Terrible lizards. that's what the word “Dinosaurs” means. yet dinosaurs are not true lizards, and they are not necessarily terrible either. What they are is endlessly fascinating—and still able to surprise us.

Paleontologists have overturned one misconception after another: As it turns out, dinosaurs were not necessarily sluggish and cold-blooded. Many dinosaurs had feathered skins long before the origin of birds. And not all dinosaurs were enormous: some were less than a foot long. Others, of course, grew to be more than 100 feet long, and growth lines in dinosaur bones are providing clues about how quickly these animals reached full size, as John R. Horner, Kevin Padian and Armand de Ricqlès explain in “How Dinosaurs Grew So Large and So Small.” Even in the American West, where many of the earliest discoveries were made, there have been surprises. We now know, for example, that distinct communities of ancient behemoths once shared a relatively small landmass; Scott D. Sampson writes about their lives in “Dinosaurs of the Lost Continent.”

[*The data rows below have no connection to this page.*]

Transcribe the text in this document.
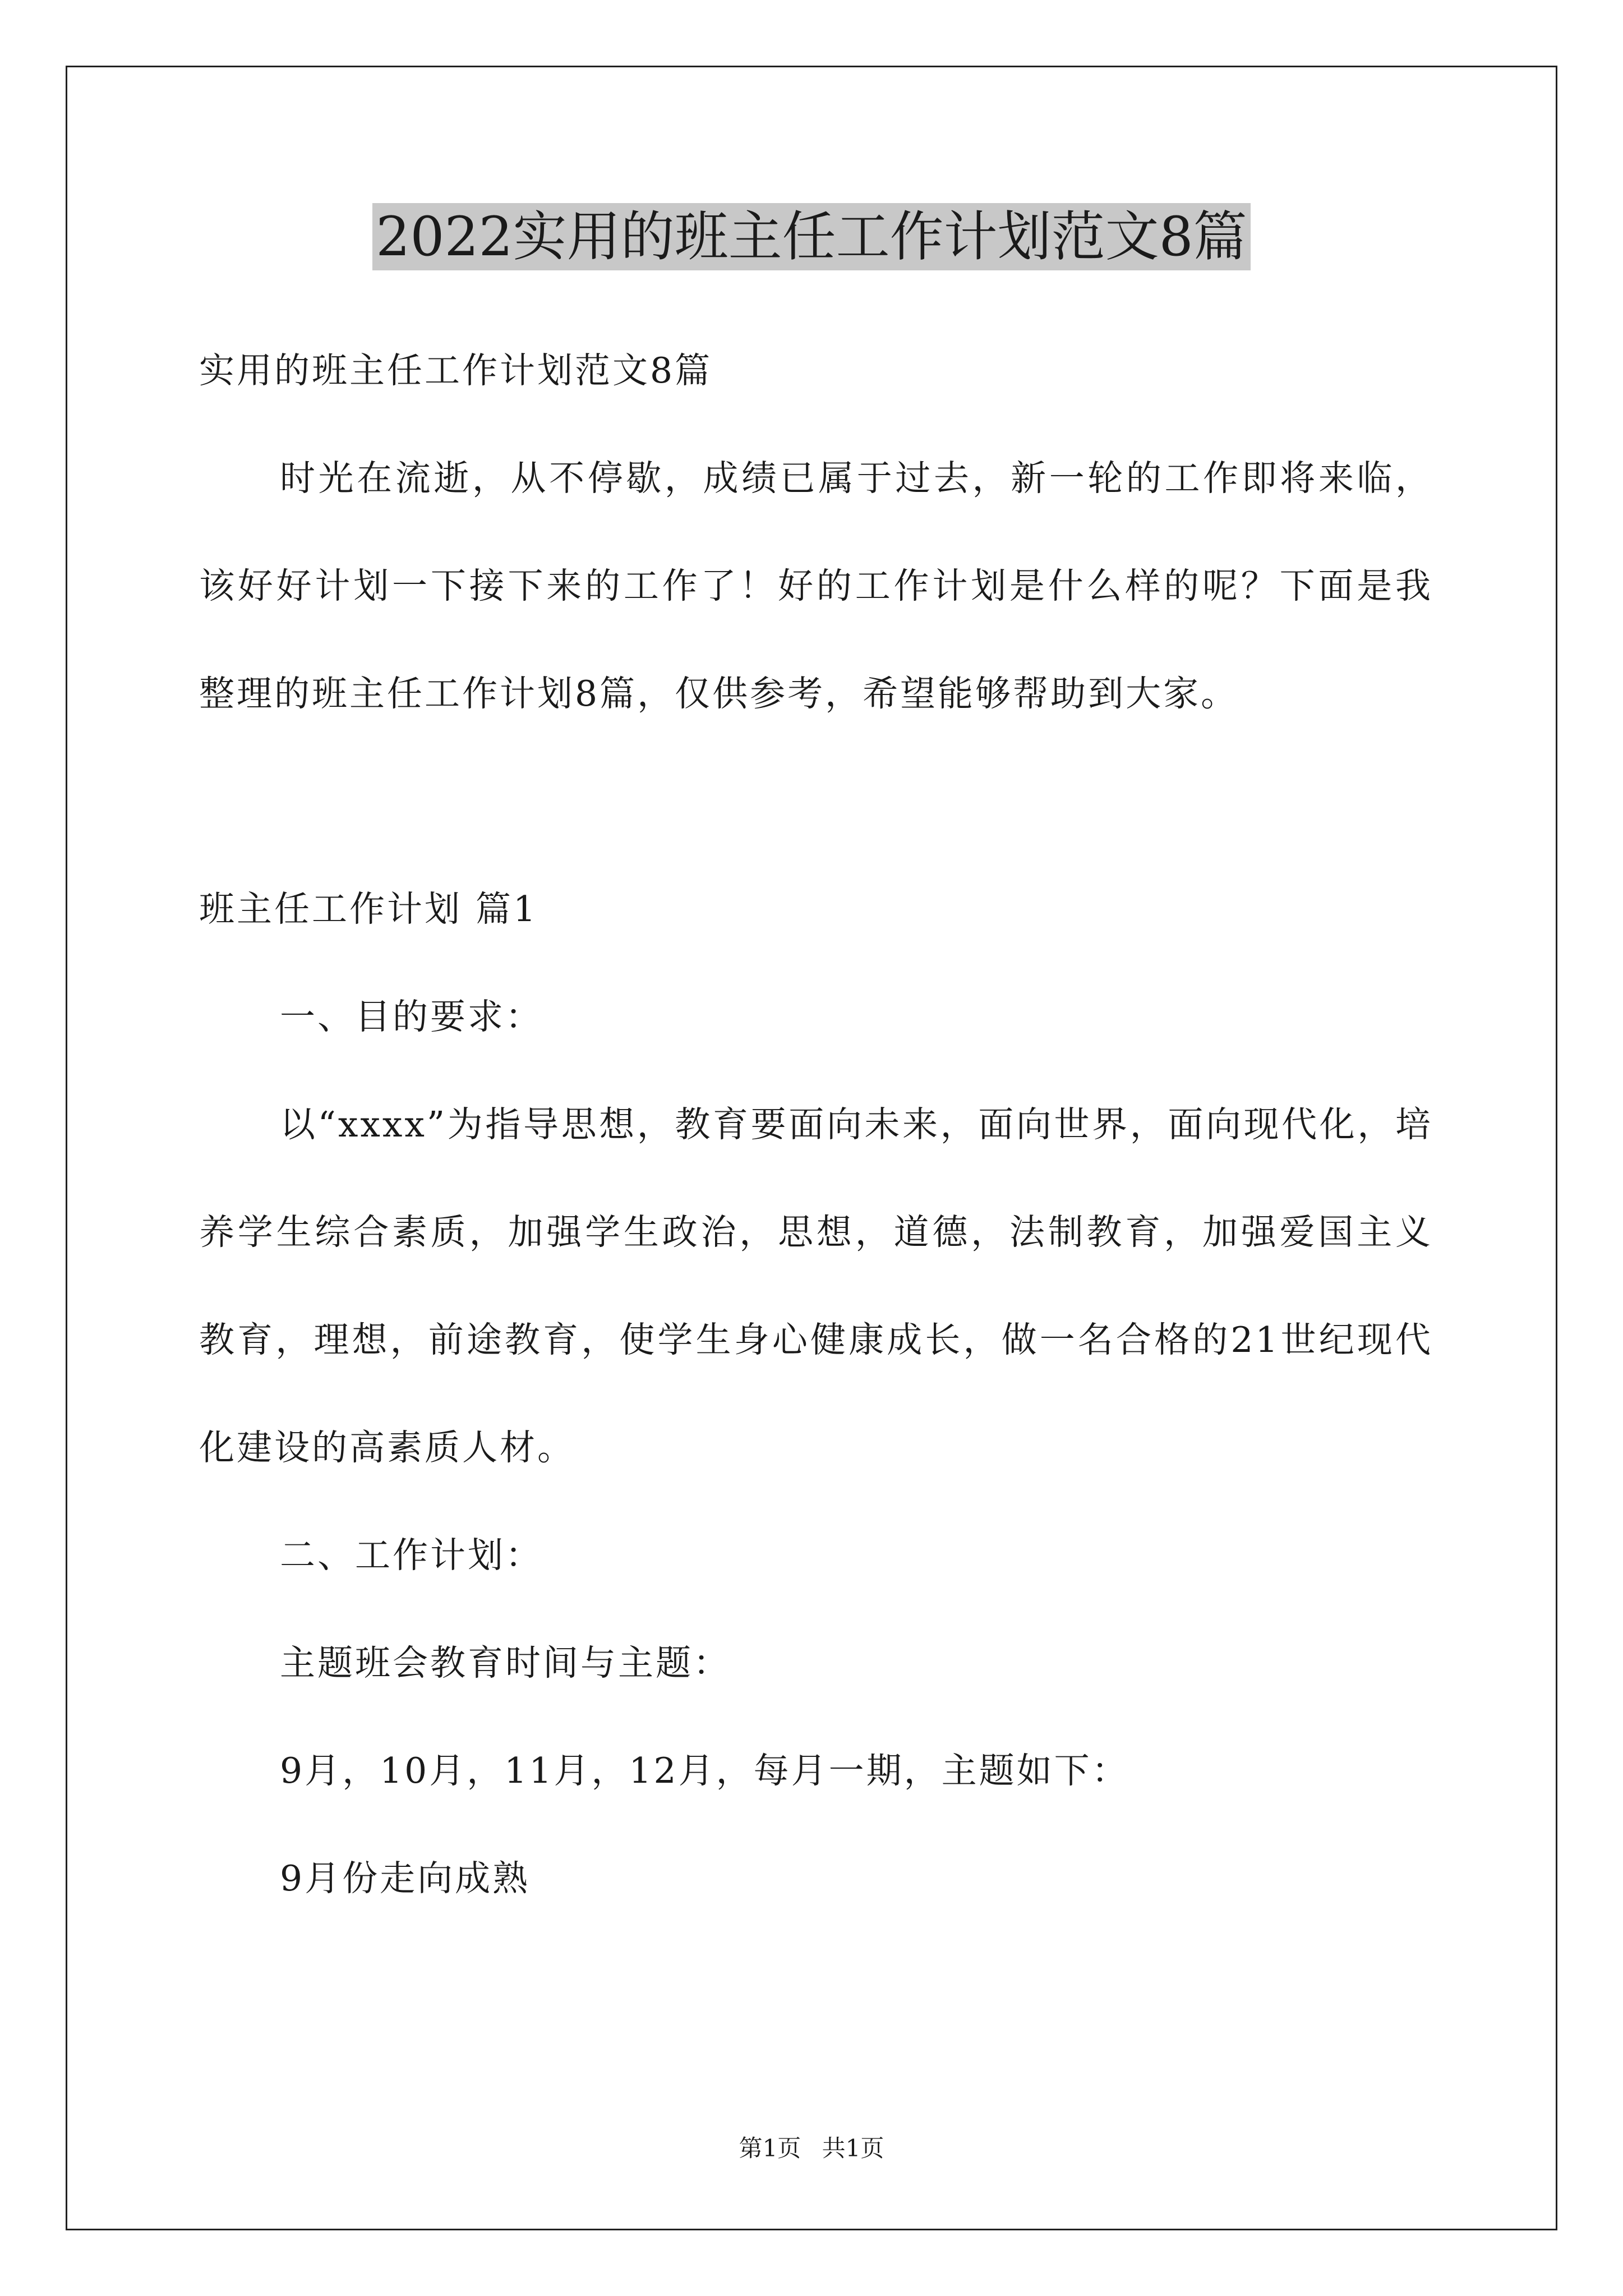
2022实用的班主任工作计划范文8篇

实用的班主任工作计划范文8篇

时光在流逝，从不停歇，成绩已属于过去，新一轮的工作即将来临，该好好计划一下接下来的工作了！好的工作计划是什么样的呢？下面是我整理的班主任工作计划8篇，仅供参考，希望能够帮助到大家。

班主任工作计划 篇1

一、目的要求：

以“xxxx”为指导思想，教育要面向未来，面向世界，面向现代化，培养学生综合素质，加强学生政治，思想，道德，法制教育，加强爱国主义教育，理想，前途教育，使学生身心健康成长，做一名合格的21世纪现代化建设的高素质人材。

二、工作计划：

主题班会教育时间与主题：

9月，10月，11月，12月，每月一期，主题如下：

9月份走向成熟

第1页 共1页
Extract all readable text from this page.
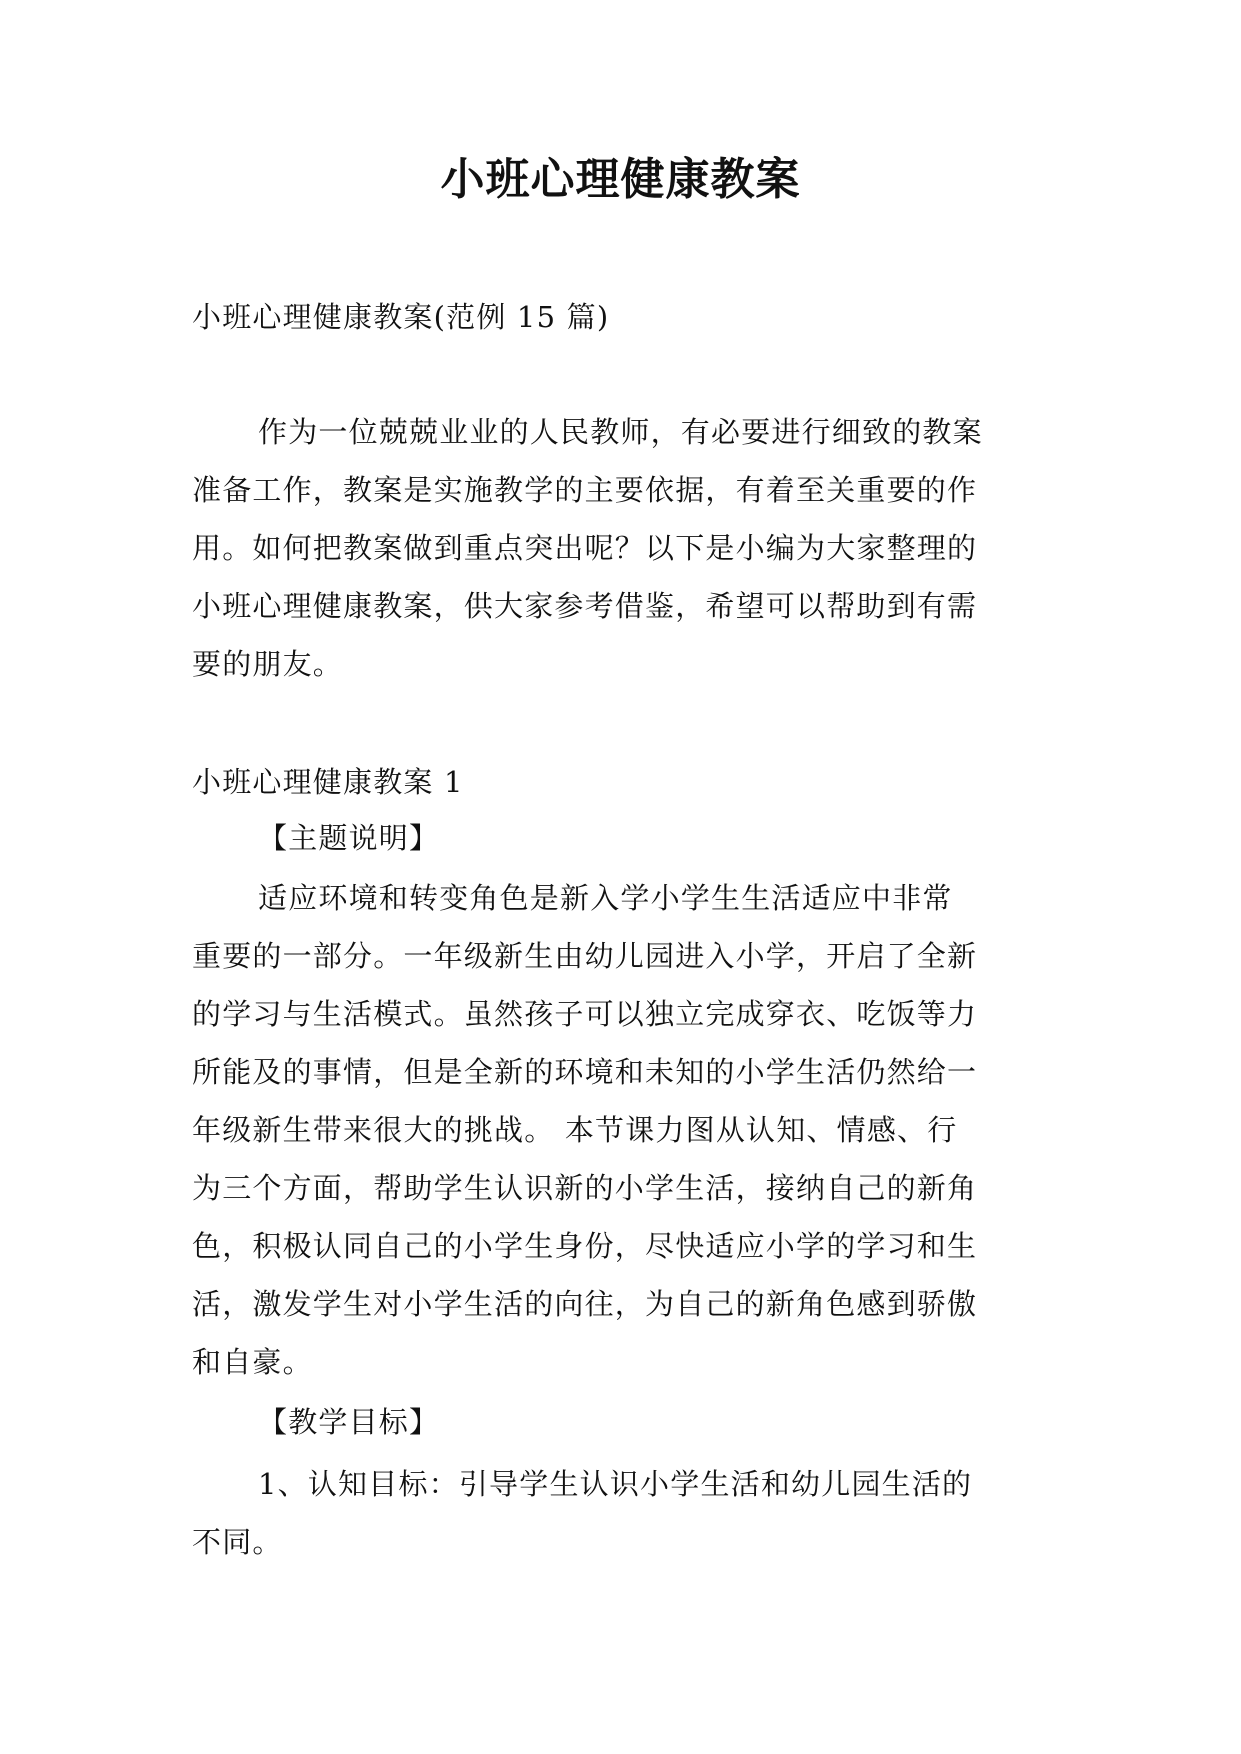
小班心理健康教案
小班心理健康教案(范例 15 篇)
作为一位兢兢业业的人民教师，有必要进行细致的教案
准备工作，教案是实施教学的主要依据，有着至关重要的作
用。如何把教案做到重点突出呢？以下是小编为大家整理的
小班心理健康教案，供大家参考借鉴，希望可以帮助到有需
要的朋友。
小班心理健康教案 1
【主题说明】
适应环境和转变角色是新入学小学生生活适应中非常
重要的一部分。一年级新生由幼儿园进入小学，开启了全新
的学习与生活模式。虽然孩子可以独立完成穿衣、吃饭等力
所能及的事情，但是全新的环境和未知的小学生活仍然给一
年级新生带来很大的挑战。 本节课力图从认知、情感、行
为三个方面，帮助学生认识新的小学生活，接纳自己的新角
色，积极认同自己的小学生身份，尽快适应小学的学习和生
活，激发学生对小学生活的向往，为自己的新角色感到骄傲
和自豪。
【教学目标】
1、认知目标：引导学生认识小学生活和幼儿园生活的
不同。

We still have much to learn about dinosaurs: the details of how they looked and sounded, exactly what they ate, and what kind of interactions they had with one another and with other species. For example, although recent research has revealed that Tyrannosaurus rex could bite down with tremendous force and then rake its teeth deeply through flesh and bone, paleontologists still are not sure whether T. rex was primarily a predator or a scavenger, as Gregory M. Erickson points out in “Breathing Life into T. rex.” 

Calling someone a dinosaur is supposed to be an insult, but it's a misguided one. These amazing creatures ruled the earth for tens of millions of years. Scientists now realize that even the long-necked, small-brained sauropods—once seen as awkward also-rans—thrived for nearly 150 million years; go to “Triumph of the Titans,” by Kristina A. Curry Rogers and Michael D. D'Emic, to learn about their secrets for success. Modern humans, by comparison, have been around for only a couple of hundred thousand years. And although most dinosaurs perished in a massive extinction about 66 million years ago, technically they are still around: Birds not only evolved from dinosaurs but also lived alongside them for a while, as Gareth Dyke writes in “Winged Victory.” Some birds managed to survive the mass extinction.

Like the dinosaurs before us, humans are now the dominant species on the planet, but we, too, could face extinction—if not from an asteroid impact, then perhaps from precipitous climate change or nuclear warfare. Dinosaur fossils provide us with tantalizing hints of the fragility of existence—and of the capacity for adaptation.